Commercial flush-valve toilets are roughed in at 10 inches from the wall.

Howe stated that most gravity and power-flush toilets have greatly improved in the past few years.

Howe's favorite brands of tank-type toilets, listed in order of preference, are TOTO, Kohler and American Standard. Plumber Frank Ziefel concurs and recited the same liat when asked for his preferences.


Poor sink venting can release sewer gas
Jerry Ludwig, Democrat & Chronicle

Dear Jerry: Our bathroom sink emits an odor so bad that I cannot put my head over it to brush my teeth.

We have consulted three different plumbers and they all have their own solutions: pour vinegar in the overflow; scrub the drain as deeply as possible; keep the stopper clean.

We have done all of this. We have also used Draino and Liquid Plumber.

The sink has been this way since we had the plumbing changed from copper to PVC pipes. It was copper for 45 years with absolutely no problem.

The last plumber put in a special trap that we thought would solve our problem, but it hasn't. We did have a sewer line installed from the street to the house last summer, but if that was the problem, I would think that the odor would occur at all fixtures and not just the one sink.

Does this trouble also contaminate the water drawn from the sink?
— J.M., Webster

Answer: I consulted on a similar problem recently, and I confess that plumbing odors somtimes can be difficult to solve. Steven Howe of Howe and Bassett, a Rochester plumbing firm, told me that there were two basic causes of foul sink odors.

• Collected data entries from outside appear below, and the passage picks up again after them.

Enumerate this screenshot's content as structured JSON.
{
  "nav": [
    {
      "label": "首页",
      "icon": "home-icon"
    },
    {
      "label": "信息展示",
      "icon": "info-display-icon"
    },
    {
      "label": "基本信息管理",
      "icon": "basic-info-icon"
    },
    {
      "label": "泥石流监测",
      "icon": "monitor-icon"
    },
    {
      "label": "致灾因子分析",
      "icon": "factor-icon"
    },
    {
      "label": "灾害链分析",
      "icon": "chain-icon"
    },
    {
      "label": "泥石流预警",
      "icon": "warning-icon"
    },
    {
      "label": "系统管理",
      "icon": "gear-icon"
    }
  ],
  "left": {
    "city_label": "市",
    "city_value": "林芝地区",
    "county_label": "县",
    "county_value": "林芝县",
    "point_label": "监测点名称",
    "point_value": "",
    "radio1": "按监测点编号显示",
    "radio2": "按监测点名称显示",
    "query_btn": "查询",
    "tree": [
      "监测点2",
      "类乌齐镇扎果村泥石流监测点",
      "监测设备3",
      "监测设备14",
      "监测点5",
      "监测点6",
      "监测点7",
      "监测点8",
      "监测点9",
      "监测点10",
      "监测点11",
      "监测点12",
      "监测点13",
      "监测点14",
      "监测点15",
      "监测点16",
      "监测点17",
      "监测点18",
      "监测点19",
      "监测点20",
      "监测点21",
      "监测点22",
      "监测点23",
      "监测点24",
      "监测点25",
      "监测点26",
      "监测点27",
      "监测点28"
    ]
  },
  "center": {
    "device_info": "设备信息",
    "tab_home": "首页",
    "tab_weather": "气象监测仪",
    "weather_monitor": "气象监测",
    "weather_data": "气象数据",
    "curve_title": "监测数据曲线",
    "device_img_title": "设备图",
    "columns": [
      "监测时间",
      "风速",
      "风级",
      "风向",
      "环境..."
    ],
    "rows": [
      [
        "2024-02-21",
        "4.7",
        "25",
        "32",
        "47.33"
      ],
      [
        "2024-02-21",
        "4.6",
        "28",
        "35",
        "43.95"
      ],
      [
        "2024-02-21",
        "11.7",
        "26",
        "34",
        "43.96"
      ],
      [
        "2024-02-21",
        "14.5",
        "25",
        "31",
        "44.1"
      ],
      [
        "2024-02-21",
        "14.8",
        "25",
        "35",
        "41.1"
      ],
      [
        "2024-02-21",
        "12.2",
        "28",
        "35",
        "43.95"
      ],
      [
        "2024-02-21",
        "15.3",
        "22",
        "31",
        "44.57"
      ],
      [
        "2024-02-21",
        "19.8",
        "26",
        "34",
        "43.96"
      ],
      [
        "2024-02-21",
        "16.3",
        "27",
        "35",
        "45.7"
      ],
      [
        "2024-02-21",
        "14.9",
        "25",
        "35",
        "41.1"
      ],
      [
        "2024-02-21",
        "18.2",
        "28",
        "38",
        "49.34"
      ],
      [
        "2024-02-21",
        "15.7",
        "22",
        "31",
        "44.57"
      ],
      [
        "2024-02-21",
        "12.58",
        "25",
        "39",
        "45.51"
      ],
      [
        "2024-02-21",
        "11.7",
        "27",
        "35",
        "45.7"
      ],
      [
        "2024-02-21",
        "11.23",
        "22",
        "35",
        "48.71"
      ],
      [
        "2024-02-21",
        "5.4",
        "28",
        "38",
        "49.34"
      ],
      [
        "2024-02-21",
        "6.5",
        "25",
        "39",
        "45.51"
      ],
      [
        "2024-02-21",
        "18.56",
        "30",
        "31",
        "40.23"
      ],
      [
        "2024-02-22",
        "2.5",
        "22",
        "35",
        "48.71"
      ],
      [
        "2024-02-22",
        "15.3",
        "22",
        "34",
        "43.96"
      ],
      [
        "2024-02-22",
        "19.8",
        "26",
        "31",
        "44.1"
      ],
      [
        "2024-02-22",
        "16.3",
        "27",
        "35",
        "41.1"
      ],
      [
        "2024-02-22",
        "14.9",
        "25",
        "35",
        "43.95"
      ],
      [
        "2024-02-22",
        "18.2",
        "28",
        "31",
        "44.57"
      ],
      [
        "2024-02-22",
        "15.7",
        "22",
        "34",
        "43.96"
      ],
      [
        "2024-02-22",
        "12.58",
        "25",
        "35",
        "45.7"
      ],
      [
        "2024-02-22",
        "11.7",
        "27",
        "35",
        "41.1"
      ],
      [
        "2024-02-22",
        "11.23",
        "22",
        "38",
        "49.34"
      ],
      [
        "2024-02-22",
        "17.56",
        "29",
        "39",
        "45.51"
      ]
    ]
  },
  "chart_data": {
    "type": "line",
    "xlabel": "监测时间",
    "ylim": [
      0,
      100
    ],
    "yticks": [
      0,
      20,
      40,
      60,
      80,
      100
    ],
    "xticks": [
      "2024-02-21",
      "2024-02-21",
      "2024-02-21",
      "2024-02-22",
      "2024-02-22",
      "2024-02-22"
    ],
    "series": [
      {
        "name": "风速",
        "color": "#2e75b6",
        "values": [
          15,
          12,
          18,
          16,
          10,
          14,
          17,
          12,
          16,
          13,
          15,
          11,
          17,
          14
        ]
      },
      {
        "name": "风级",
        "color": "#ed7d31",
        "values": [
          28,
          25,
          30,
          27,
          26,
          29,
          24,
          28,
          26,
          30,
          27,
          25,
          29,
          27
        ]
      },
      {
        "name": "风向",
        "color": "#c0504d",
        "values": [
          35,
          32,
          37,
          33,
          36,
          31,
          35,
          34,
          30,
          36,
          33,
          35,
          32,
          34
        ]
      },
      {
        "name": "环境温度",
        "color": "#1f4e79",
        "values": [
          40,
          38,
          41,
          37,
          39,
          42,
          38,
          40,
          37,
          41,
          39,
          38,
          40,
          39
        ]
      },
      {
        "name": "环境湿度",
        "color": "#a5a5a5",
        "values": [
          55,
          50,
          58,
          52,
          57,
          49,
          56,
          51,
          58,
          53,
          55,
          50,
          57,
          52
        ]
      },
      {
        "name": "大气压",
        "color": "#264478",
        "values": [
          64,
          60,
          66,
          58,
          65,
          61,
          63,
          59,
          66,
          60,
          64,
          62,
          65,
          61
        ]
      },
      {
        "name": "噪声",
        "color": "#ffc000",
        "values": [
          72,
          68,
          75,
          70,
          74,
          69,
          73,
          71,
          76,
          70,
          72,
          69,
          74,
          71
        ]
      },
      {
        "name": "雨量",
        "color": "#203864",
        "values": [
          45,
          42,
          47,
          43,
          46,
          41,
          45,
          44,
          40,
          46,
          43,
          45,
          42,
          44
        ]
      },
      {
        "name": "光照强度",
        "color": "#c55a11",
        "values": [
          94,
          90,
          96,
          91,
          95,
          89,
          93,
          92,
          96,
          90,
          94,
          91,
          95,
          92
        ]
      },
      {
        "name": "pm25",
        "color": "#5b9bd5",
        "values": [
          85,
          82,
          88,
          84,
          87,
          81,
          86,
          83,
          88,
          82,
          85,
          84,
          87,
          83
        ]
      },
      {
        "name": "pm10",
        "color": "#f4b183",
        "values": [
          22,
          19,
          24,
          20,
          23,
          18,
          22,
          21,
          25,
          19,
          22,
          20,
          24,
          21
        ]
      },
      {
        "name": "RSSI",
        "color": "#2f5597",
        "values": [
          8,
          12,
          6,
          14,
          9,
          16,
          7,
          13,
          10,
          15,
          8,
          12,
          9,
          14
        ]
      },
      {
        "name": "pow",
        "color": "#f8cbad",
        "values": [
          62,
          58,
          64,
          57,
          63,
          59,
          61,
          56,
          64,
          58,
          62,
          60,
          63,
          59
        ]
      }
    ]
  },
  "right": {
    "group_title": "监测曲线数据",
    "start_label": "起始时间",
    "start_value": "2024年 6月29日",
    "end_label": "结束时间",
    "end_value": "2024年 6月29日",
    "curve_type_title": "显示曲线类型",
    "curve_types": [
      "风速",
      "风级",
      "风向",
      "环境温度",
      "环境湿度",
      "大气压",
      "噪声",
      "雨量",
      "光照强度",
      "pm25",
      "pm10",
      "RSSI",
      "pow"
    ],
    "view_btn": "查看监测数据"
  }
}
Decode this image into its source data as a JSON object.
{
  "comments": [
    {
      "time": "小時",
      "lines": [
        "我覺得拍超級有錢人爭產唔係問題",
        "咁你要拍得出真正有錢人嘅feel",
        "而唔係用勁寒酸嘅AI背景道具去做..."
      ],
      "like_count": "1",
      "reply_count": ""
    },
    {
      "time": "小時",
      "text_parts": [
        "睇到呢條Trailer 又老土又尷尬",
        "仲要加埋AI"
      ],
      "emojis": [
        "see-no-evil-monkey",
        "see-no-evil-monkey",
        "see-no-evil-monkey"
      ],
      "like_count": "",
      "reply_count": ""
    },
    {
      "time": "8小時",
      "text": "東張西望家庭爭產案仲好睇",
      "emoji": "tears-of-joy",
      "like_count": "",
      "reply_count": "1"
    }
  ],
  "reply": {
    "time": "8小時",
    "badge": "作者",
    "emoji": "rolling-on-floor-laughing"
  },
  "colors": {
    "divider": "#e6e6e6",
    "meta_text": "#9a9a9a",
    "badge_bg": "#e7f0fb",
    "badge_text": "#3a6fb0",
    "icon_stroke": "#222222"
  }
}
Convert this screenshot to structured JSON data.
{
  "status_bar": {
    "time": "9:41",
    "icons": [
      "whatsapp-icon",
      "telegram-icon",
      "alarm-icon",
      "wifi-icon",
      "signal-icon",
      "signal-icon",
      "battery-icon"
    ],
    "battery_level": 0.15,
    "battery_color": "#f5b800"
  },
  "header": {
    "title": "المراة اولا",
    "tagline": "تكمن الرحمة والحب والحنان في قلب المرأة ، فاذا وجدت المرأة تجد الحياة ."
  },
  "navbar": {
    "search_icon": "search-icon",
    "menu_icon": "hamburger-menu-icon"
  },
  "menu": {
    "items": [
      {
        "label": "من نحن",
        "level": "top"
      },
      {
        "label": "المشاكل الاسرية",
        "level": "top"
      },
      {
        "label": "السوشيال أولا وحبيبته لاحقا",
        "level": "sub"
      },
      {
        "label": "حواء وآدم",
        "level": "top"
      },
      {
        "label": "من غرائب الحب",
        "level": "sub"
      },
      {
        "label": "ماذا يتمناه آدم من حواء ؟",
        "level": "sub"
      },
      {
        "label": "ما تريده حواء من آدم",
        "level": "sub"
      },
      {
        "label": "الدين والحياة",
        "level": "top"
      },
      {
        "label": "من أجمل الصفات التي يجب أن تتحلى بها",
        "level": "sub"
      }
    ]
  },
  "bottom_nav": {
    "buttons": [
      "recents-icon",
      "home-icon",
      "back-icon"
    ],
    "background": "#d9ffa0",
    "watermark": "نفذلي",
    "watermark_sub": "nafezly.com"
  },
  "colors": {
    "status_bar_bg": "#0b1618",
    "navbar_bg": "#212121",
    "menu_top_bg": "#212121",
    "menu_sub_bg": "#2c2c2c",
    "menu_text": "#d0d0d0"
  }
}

First, the sink itself could be contaminated. If the sink has been used for anything other than brushing teeth, washing face and hands, etc., bacteria could have built up around the drain or in the overflow channel. I doubt whether this is the cause or the odor, but in cases when the sink has become contaminated, the sink is usually removed and flushed out with acid or replaced with a new unit.

The second and most likely cause of the odor is lack of proper venting. This, in turn, could cause the sewer gas odor that you are likely smelling. If the sink is not properly vented, the flushing of a toilet or running of another fixture could cause the trap to be sucked dry.

The purpose of a trap on a plumbing fixture is to provide a column of water between the waste line and the fixture openings.

If the fixture is not poperly vented, this layer of water can be pulled down the drain, leaving the trap open for gas to escape.

Howe has seen some antisiphon traps installed upside down. As a result, no water remains in the trap; that will result in sewer gas escaping from the sink's drain.

There are other sources of sewer gas within the house. Occasionally, the wax bowl seal around the bottom of the toilet dries out, allowing sewer gas to escape around the bottom of the toilet where it meets the floor. Gas can escape without the toilet actually leaking water.

Sinks, bathtubs, floor drains and other fixtures that are properly trapped but not used for a long time may allow sewer gas to escape when the water in the trap evaporates.

Finally, faulty vent and drain pipes can spew foul odors into the house. Copper vent or drain pipes (popular in homes built in the 1950s and 1960s) that run horizontally are known for developing holes at the top of the pipes because of the corrosive nature of sewer gas. Again, no visible leakage of water may occur, yet harmful sewer gas can escape into the house.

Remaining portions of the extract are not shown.